Apesar de toda repercussão, o advogado já possui um histórico de situações conturbadas ao longo da carreira desde quando atuava como policial militar. Alguns destes episódios foram relatados recentemente pelo próprio João Neto durante entrevista ao BNews, no podcast PodZé, comandado pelo apresentador José Eduardo, na BNewsTV.
Um dos "problemas" foi sua expulsão da Polícia Militar da Bahia (PM-BA), quando ainda era soldado. "Aquilo que fizeram comigo foi um absurdo" [...] "eu tinha um orgulho muito grande pela polícia, eu trabalhava até de graça, não entrei pelo dinheiro", declarou ao se posicionar contra sua retirada da PM, que segundo ele, foi motivada por uma discussão com a esposa do coronel Paulo Cunha. "Fui expulso porque eu discuti com a mulher no trânsito e chamei ela de gostosa. Era mulher do coronel" , explicou. " Eu discuti com ela no trânsito, parei para abastecer, ela me seguiu e eu falei que prenderia ela", completou.

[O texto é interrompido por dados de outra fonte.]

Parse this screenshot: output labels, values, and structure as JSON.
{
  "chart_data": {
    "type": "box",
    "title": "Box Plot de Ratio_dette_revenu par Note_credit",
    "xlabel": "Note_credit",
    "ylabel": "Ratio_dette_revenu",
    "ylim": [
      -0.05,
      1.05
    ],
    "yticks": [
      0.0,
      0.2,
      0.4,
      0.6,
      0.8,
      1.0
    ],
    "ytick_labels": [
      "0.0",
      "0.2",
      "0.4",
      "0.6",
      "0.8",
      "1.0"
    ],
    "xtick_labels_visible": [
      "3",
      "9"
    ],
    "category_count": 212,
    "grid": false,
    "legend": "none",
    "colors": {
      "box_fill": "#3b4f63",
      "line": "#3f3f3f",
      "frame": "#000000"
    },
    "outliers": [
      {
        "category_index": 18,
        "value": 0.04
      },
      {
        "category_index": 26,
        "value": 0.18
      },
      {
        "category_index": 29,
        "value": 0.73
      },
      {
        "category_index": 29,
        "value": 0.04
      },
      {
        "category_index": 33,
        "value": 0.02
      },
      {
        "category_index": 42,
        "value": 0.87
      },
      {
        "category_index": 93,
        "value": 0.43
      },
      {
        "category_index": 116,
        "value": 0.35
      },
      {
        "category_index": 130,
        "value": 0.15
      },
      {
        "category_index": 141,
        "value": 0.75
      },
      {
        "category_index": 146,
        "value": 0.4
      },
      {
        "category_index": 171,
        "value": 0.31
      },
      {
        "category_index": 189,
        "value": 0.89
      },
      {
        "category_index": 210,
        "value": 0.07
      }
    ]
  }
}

Com discurso afiado contra a própria OAB, que ele alega ser um órgão racista, o advogado pós-graduado e mestre em ciências criminais conta que também já foi vítima de tentativa de homicídio. "Já tentaram me matar oito vezes. Cliente para não pagar. Hoje mais não porque eu recebo para trabalhar e não trabalho para receber". “Um me devia R$ 8 mil reais. Pra não me pagar, mandou eu ir buscar em outra cidade. Aí eu fui lá buscar. Alguma coisa disse assim ‘saia de dentro do carro’. Eu saí. O telefone toca: ‘E aí, é você que está nesse carro branco?’ Aí [imita sons de disparos de arma de fogo] e correu”, detalhou.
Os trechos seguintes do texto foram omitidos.